Tiga Tujuh

303 23 0
                                    

Setelah menempuh perjalanan selama kurang lebih satu jam lamanya, mobil yang dikendarai oleh Keano dan Diana sebagai penunjuk arah jalan itu berhenti di depan sebuah hotel mewah. Keano bernapas lega karena hotel yang mereka tuju untuk kencan ini merupakan milik salah satu rekan kerjanya, jadi besar kemungkinan mereka akan mendapatkan meja disini.

“Kita mau makan malem disini, Diana?” Tanya Keano berbasa-basi.

Diana terdiam dengan kepala yang sedikit dimiringkan. Setiap acara resepsi pernikahan itu pasti ada prasmananya kan? Dan karena hari sudah malam, makan di acara pernikahan itu bisa disebut juga sebagai makan malam kan?

“Iya, kita makan malam disini, Pak.” Ujar Diana sembari tersenyum kecil.

Tangannya merapihkan kembali rambutnya yang sudah ia tata sedemikian rupa. Untung saja, hotel milik Keano menyediakan seragam khusus untuk para pegawainya hingga Diana tidak perlu repot pulang terlebih dulu untuk mengganti bajunya.

Saat berangkat kerja tadi pagi ia sengaja memakai gaun semi formal dan menaruh seragam kerja di loker miliknya untuk kemudian diganti saat sudah tiba di hotel.

Keano melepas seatbeltnya kemudian kembali menoleh pada Diana yang kini tengah sibuk mencari sesuatu dari dalam tasnya. “Kamu lagi nyari apa, Diana?”

“Am—ah, gak jadi udah ketemu. Ayo turun, pak.” Ujar Diana kemudian membuka pintu mobil.

Merasa perasaan yang tidak enak, Keano menggelengkan kepala kemudian menyusul wanita itu yang sudah lebih dulu keluar dari mobil. Berjalan menghampiri Diana, Keano mengulurkan tangannya meminta wanita itu untuk menggandengnya seperti tadi saat di basement.

Diana menerima uluran tangan itu. Matanya memperhatikan Keano yang memberikan kunci mobilnya pada petugas palet.

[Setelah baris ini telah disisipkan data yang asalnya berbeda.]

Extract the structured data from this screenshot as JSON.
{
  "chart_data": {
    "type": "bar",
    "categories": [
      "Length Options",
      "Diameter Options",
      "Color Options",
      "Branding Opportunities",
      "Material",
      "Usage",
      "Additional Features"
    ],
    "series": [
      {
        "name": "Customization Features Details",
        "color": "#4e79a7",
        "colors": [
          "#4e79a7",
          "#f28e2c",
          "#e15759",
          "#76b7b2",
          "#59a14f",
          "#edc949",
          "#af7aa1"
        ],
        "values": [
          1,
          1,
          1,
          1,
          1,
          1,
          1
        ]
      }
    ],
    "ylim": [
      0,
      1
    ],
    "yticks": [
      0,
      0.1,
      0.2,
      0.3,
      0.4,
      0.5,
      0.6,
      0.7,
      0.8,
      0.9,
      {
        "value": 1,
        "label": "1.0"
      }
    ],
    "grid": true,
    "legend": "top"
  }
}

Bibirnya tersenyum senang, jadi seperti ini rasanya datang ke resepsi pernikahan bersama dengan pasangan.

Meski ini bukan yang pertama kalinya, namun ia ingat dengan jelas jika perasaan yang dia rasakan sekarang berbeda dengan dulu saat ia datang dengan mantan kekasihnya.

Padahal langkah kaki mereka baru sampai di depan sebuah lift, namun jantung Diana sudah berdetak dua kali lebih cepat dari biasanya. Entah ini efek samping yang dia bicarakan tadi pada Keano atau mungkin juga karena hal lain, yang pasti dirinya merasa jantungnya berdebar kencang.

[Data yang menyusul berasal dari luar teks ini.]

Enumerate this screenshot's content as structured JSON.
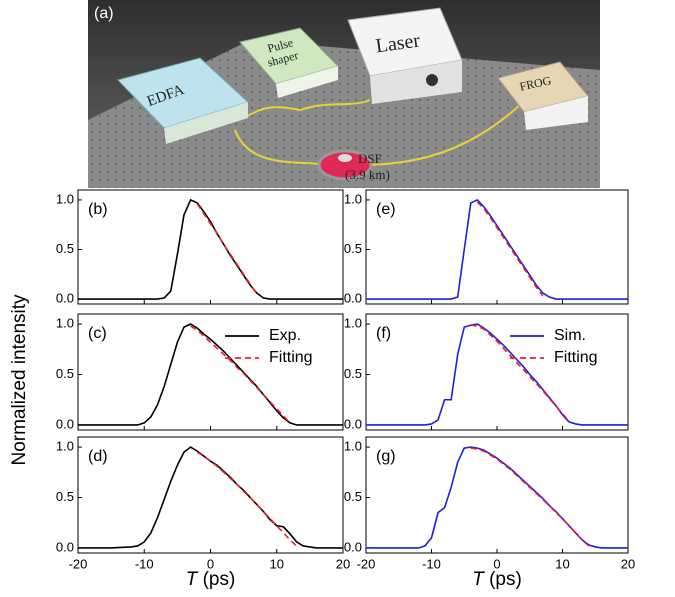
{
  "setup": {
    "label": "(a)",
    "edfa": "EDFA",
    "pulse_shaper": [
      "Pulse",
      "shaper"
    ],
    "laser": "Laser",
    "frog": "FROG",
    "fiber": "DSF",
    "fiber_length": "(3.9 km)"
  },
  "y_label": "Normalized intensity",
  "x_label": "T (ps)",
  "chart_data": [
    {
      "type": "line",
      "panel_label": "(b)",
      "xlim": [
        -20,
        20
      ],
      "xticks": [
        -20,
        -10,
        0,
        10,
        20
      ],
      "ylim": [
        -0.05,
        1.1
      ],
      "yticks": [
        {
          "value": 0,
          "label": "0.0"
        },
        {
          "value": 0.5,
          "label": "0.5"
        },
        {
          "value": 1,
          "label": "1.0"
        }
      ],
      "x": [
        -20,
        -15,
        -12,
        -11,
        -10,
        -9,
        -8,
        -7,
        -6,
        -5,
        -4,
        -3,
        -2,
        -1,
        0,
        1,
        2,
        3,
        4,
        5,
        6,
        7,
        8,
        9,
        10,
        11,
        12,
        13,
        14,
        15,
        16,
        20
      ],
      "series": [
        {
          "color": "#000000",
          "style": "solid",
          "values": [
            0,
            0,
            0,
            0,
            0,
            0,
            0,
            0.01,
            0.08,
            0.45,
            0.85,
            1.0,
            0.97,
            0.88,
            0.78,
            0.66,
            0.55,
            0.44,
            0.34,
            0.24,
            0.14,
            0.06,
            0.01,
            0,
            0,
            0,
            0,
            0,
            0,
            0,
            0,
            0
          ]
        },
        {
          "color": "#e8202a",
          "style": "dashed",
          "values": [
            null,
            null,
            null,
            null,
            null,
            null,
            null,
            null,
            null,
            null,
            null,
            null,
            0.96,
            0.86,
            0.76,
            0.66,
            0.55,
            0.45,
            0.35,
            0.25,
            0.15,
            0.05,
            null,
            null,
            null,
            null,
            null,
            null,
            null,
            null,
            null,
            null
          ]
        }
      ]
    },
    {
      "type": "line",
      "panel_label": "(c)",
      "xlim": [
        -20,
        20
      ],
      "xticks": [
        -20,
        -10,
        0,
        10,
        20
      ],
      "ylim": [
        -0.05,
        1.1
      ],
      "yticks": [
        {
          "value": 0,
          "label": "0.0"
        },
        {
          "value": 0.5,
          "label": "0.5"
        },
        {
          "value": 1,
          "label": "1.0"
        }
      ],
      "legend": "upper right",
      "x": [
        -20,
        -15,
        -12,
        -11,
        -10,
        -9,
        -8,
        -7,
        -6,
        -5,
        -4,
        -3,
        -2,
        -1,
        0,
        1,
        2,
        3,
        4,
        5,
        6,
        7,
        8,
        9,
        10,
        11,
        12,
        13,
        14,
        15,
        16,
        20
      ],
      "series": [
        {
          "name": "Exp.",
          "color": "#000000",
          "style": "solid",
          "values": [
            0,
            0,
            0,
            0,
            0.02,
            0.08,
            0.2,
            0.38,
            0.6,
            0.82,
            0.97,
            1.0,
            0.96,
            0.9,
            0.85,
            0.79,
            0.73,
            0.66,
            0.59,
            0.52,
            0.45,
            0.38,
            0.3,
            0.22,
            0.14,
            0.07,
            0.02,
            0,
            0,
            0,
            0,
            0
          ]
        },
        {
          "name": "Fitting",
          "color": "#e8202a",
          "style": "dashed",
          "values": [
            null,
            null,
            null,
            null,
            null,
            null,
            null,
            null,
            null,
            null,
            null,
            0.98,
            0.94,
            0.88,
            0.82,
            0.76,
            0.7,
            0.64,
            0.57,
            0.51,
            0.44,
            0.37,
            0.3,
            0.23,
            0.16,
            0.09,
            0.02,
            null,
            null,
            null,
            null,
            null
          ]
        }
      ]
    },
    {
      "type": "line",
      "panel_label": "(d)",
      "xlim": [
        -20,
        20
      ],
      "xticks": [
        -20,
        -10,
        0,
        10,
        20
      ],
      "ylim": [
        -0.05,
        1.1
      ],
      "yticks": [
        {
          "value": 0,
          "label": "0.0"
        },
        {
          "value": 0.5,
          "label": "0.5"
        },
        {
          "value": 1,
          "label": "1.0"
        }
      ],
      "x": [
        -20,
        -15,
        -12,
        -11,
        -10,
        -9,
        -8,
        -7,
        -6,
        -5,
        -4,
        -3,
        -2,
        -1,
        0,
        1,
        2,
        3,
        4,
        5,
        6,
        7,
        8,
        9,
        10,
        11,
        12,
        13,
        14,
        15,
        16,
        20
      ],
      "series": [
        {
          "color": "#000000",
          "style": "solid",
          "values": [
            0,
            0,
            0.01,
            0.02,
            0.06,
            0.15,
            0.3,
            0.48,
            0.66,
            0.82,
            0.95,
            1.0,
            0.96,
            0.91,
            0.86,
            0.82,
            0.76,
            0.7,
            0.63,
            0.57,
            0.5,
            0.43,
            0.36,
            0.28,
            0.22,
            0.21,
            0.14,
            0.06,
            0.02,
            0.01,
            0,
            0
          ]
        },
        {
          "color": "#e8202a",
          "style": "dashed",
          "values": [
            null,
            null,
            null,
            null,
            null,
            null,
            null,
            null,
            null,
            null,
            null,
            null,
            0.95,
            0.91,
            0.86,
            0.81,
            0.75,
            0.69,
            0.63,
            0.56,
            0.5,
            0.43,
            0.36,
            0.29,
            0.22,
            0.15,
            0.08,
            0.02,
            null,
            null,
            null,
            null
          ]
        }
      ]
    },
    {
      "type": "line",
      "panel_label": "(e)",
      "xlim": [
        -20,
        20
      ],
      "xticks": [
        -20,
        -10,
        0,
        10,
        20
      ],
      "ylim": [
        -0.05,
        1.1
      ],
      "yticks": [
        {
          "value": 0,
          "label": "0.0"
        },
        {
          "value": 0.5,
          "label": "0.5"
        },
        {
          "value": 1,
          "label": "1.0"
        }
      ],
      "x": [
        -20,
        -15,
        -12,
        -11,
        -10,
        -9,
        -8,
        -7,
        -6,
        -5,
        -4,
        -3,
        -2,
        -1,
        0,
        1,
        2,
        3,
        4,
        5,
        6,
        7,
        8,
        9,
        10,
        11,
        12,
        13,
        14,
        15,
        16,
        20
      ],
      "series": [
        {
          "color": "#1f1fd6",
          "style": "solid",
          "values": [
            0,
            0,
            0,
            0,
            0,
            0,
            0,
            0,
            0.02,
            0.5,
            0.97,
            1.0,
            0.93,
            0.84,
            0.74,
            0.64,
            0.54,
            0.44,
            0.34,
            0.24,
            0.14,
            0.06,
            0.02,
            0,
            0,
            0,
            0,
            0,
            0,
            0,
            0,
            0
          ]
        },
        {
          "color": "#e8202a",
          "style": "dashed",
          "values": [
            null,
            null,
            null,
            null,
            null,
            null,
            null,
            null,
            null,
            null,
            null,
            0.98,
            0.91,
            0.82,
            0.72,
            0.62,
            0.52,
            0.42,
            0.32,
            0.22,
            0.12,
            0.03,
            null,
            null,
            null,
            null,
            null,
            null,
            null,
            null,
            null,
            null
          ]
        }
      ]
    },
    {
      "type": "line",
      "panel_label": "(f)",
      "xlim": [
        -20,
        20
      ],
      "xticks": [
        -20,
        -10,
        0,
        10,
        20
      ],
      "ylim": [
        -0.05,
        1.1
      ],
      "yticks": [
        {
          "value": 0,
          "label": "0.0"
        },
        {
          "value": 0.5,
          "label": "0.5"
        },
        {
          "value": 1,
          "label": "1.0"
        }
      ],
      "legend": "upper right",
      "x": [
        -20,
        -15,
        -12,
        -11,
        -10,
        -9,
        -8,
        -7,
        -6,
        -5,
        -4,
        -3,
        -2,
        -1,
        0,
        1,
        2,
        3,
        4,
        5,
        6,
        7,
        8,
        9,
        10,
        11,
        12,
        13,
        14,
        15,
        16,
        20
      ],
      "series": [
        {
          "name": "Sim.",
          "color": "#1f1fd6",
          "style": "solid",
          "values": [
            0,
            0,
            0,
            0,
            0.01,
            0.05,
            0.25,
            0.25,
            0.7,
            0.97,
            0.99,
            1.0,
            0.96,
            0.91,
            0.85,
            0.79,
            0.72,
            0.65,
            0.58,
            0.5,
            0.43,
            0.35,
            0.27,
            0.19,
            0.1,
            0.03,
            0.01,
            0,
            0,
            0,
            0,
            0
          ]
        },
        {
          "name": "Fitting",
          "color": "#e8202a",
          "style": "dashed",
          "values": [
            null,
            null,
            null,
            null,
            null,
            null,
            null,
            null,
            null,
            null,
            0.99,
            0.98,
            0.95,
            0.89,
            0.83,
            0.76,
            0.69,
            0.62,
            0.55,
            0.48,
            0.41,
            0.34,
            0.26,
            0.19,
            0.11,
            0.04,
            null,
            null,
            null,
            null,
            null,
            null
          ]
        }
      ]
    },
    {
      "type": "line",
      "panel_label": "(g)",
      "xlim": [
        -20,
        20
      ],
      "xticks": [
        -20,
        -10,
        0,
        10,
        20
      ],
      "ylim": [
        -0.05,
        1.1
      ],
      "yticks": [
        {
          "value": 0,
          "label": "0.0"
        },
        {
          "value": 0.5,
          "label": "0.5"
        },
        {
          "value": 1,
          "label": "1.0"
        }
      ],
      "x": [
        -20,
        -15,
        -12,
        -11,
        -10,
        -9,
        -8,
        -7,
        -6,
        -5,
        -4,
        -3,
        -2,
        -1,
        0,
        1,
        2,
        3,
        4,
        5,
        6,
        7,
        8,
        9,
        10,
        11,
        12,
        13,
        14,
        15,
        16,
        20
      ],
      "series": [
        {
          "color": "#1f1fd6",
          "style": "solid",
          "values": [
            0,
            0,
            0,
            0.02,
            0.1,
            0.35,
            0.4,
            0.6,
            0.85,
            0.99,
            1.0,
            0.99,
            0.97,
            0.93,
            0.89,
            0.84,
            0.79,
            0.73,
            0.67,
            0.61,
            0.55,
            0.49,
            0.42,
            0.36,
            0.29,
            0.22,
            0.15,
            0.08,
            0.03,
            0.01,
            0,
            0
          ]
        },
        {
          "color": "#e8202a",
          "style": "dashed",
          "values": [
            null,
            null,
            null,
            null,
            null,
            null,
            null,
            null,
            null,
            null,
            0.99,
            0.98,
            0.96,
            0.92,
            0.88,
            0.83,
            0.78,
            0.72,
            0.66,
            0.6,
            0.54,
            0.48,
            0.42,
            0.35,
            0.29,
            0.22,
            0.15,
            0.08,
            0.02,
            null,
            null,
            null
          ]
        }
      ]
    }
  ]
}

“Restoran ada di lantai tujuh.” Ujar Keano begitu masuk ke dalam lift.

“Lantai tujuh?” Diana balik bertanya. “Kita mau makan di lantai tiga, Pak.” Lanjutnya lagi tepat sebelum Keano menekan tombol lantai.

Keano mengernyitkan keningnya, apa dia salah mengingat informasi saat berbincang dengan temannya yang seorang manajer di hotel ini? Seingatnya restoran di hotel ini berada di lantai tujuh, bar di lantai lima belas, dan caffe berada di lantai satu.

Mungkinkah ada perubahan? Kemungkinan yang nyaris tidak mungkin sebenarnya, namun ia tetap menekan tombol angka tiga sesuai dengan perkataan Diana.

“Kamu pernah kesini sebelumnya, Diana?” Tanya Keano, pasalnya wanita ini tahu soal informasi yang bahkan tidak dia ketahui.

Menganggukkan kepala, Diana memang pernah ke hotel ini bersama Riri saat survei lokasi.

“Pernah dong. Waktu itu saya pergi sama temen setelah pulang kerja.” Ujarnya dengan nada bangga, menunjukkan jika dirinya pernah datang ke hotel mewah lain selain saat makan malam hari itu.

Menaikan sebelah alisnya, Keano menatap lurus mata Diana. “Setelah pulang kerja? Lebih tepatnya kapan?” Tanyanya dengan nada tenang.

Tidak menangkap sinyal aneh dari nada suara Keano, Diana justru kembali mengingat-ngingat kapan dia pergi dengan Riri. “Kapan ya? Oh, hari dimana Pak Keano marahin saya karna gak cek email.” Ujarnya dengan nada kesal.